Media Matters claimed the FTC sought the information in retaliation for a November 2023 report that ads for Apple, Bravo, IBM, Oracle and other brands were being placed next to pro-Nazi posts on Elon Musk's X. (Musk also sued Media Matters over the report; that matter is ongoing.)

U.S. District Court Judge Sparkle Sooknanan in Washington, D.C. sided against the FTC, ruling in August that its demand for information was likely issued with "retaliatory animus," and therefore unconstitutional.

The FTC recently sought to lift the injunction, arguing that its investigation concerns "potential anticompetitive collusion in the digital advertising industry to withhold advertising from certain disfavored media."

The New York Times and other news organizations oppose the FTC's request, arguing that the agency's investigation targets "quintessential press activity protected by the First Amendment."
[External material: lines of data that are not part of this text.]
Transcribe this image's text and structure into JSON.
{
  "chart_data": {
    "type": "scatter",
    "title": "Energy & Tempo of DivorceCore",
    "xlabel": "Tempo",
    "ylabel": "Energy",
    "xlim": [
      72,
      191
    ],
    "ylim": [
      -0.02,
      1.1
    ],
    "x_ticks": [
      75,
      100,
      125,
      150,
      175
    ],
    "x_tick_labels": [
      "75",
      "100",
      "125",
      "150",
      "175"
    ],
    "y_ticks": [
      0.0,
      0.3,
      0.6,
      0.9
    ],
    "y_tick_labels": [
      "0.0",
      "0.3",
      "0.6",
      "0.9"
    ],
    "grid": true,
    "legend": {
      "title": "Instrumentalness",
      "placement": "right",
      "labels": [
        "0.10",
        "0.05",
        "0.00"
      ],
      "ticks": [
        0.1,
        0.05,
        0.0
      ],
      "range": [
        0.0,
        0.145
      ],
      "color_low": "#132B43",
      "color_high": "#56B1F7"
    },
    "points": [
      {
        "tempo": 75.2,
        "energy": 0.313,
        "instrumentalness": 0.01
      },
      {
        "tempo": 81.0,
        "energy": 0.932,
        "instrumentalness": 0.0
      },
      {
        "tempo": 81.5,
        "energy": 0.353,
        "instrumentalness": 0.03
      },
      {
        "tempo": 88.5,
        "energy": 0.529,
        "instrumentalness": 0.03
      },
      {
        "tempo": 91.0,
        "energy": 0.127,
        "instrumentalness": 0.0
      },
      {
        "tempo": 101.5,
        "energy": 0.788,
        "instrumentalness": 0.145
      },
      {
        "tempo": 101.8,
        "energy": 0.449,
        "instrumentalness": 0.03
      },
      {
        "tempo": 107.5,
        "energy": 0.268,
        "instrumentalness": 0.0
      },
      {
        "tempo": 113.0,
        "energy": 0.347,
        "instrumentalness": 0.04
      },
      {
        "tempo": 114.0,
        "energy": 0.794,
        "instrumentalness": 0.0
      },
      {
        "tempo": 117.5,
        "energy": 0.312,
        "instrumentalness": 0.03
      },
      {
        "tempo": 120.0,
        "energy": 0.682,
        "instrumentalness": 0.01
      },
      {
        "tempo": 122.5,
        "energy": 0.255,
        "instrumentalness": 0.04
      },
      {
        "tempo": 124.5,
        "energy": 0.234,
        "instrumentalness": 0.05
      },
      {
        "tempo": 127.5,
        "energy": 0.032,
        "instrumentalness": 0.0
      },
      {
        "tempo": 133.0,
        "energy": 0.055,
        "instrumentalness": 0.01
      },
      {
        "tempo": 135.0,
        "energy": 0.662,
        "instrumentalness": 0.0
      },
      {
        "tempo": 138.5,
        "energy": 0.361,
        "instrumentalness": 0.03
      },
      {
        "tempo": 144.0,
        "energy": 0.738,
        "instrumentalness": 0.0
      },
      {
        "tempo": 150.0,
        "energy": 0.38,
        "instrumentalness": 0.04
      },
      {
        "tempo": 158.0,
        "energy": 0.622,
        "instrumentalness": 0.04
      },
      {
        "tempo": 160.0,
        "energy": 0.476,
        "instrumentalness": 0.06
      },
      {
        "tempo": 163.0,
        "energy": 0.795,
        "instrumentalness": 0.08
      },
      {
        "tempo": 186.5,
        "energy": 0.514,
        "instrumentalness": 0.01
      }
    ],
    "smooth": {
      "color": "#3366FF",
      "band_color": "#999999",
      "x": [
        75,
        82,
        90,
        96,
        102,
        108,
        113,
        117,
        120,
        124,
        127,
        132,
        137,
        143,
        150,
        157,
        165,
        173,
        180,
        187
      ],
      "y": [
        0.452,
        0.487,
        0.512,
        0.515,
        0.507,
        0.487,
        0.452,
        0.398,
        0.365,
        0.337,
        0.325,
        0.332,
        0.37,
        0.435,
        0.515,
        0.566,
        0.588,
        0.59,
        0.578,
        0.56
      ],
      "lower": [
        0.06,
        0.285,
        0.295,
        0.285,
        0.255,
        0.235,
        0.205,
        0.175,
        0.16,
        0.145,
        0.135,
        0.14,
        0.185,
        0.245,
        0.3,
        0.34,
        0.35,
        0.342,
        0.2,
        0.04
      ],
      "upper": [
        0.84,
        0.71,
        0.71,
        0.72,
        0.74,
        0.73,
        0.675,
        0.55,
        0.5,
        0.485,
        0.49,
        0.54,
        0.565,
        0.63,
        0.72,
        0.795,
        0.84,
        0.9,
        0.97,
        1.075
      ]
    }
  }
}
The FTC "claims novel authority to issue sweeping investigative demands to a media organization," the news companies write.

"Though its exact legal theory is hard to pin down, the agency seems to contend that Media Matters, simply by writing about advertisements appearing on social media and advertisers’ business decisions, has either itself participated in an advertising boycott or otherwise opened itself to regulatory scrutiny," the groups say. "Left unchecked, the FTC’s theory poses serious risks to news organizations’ ability to gather and disseminate the news."

Numerous other outside groups have also sided with Media Matters in separate friend-of-the-court briefs.

The appellate court has scheduled oral arguments for April 13.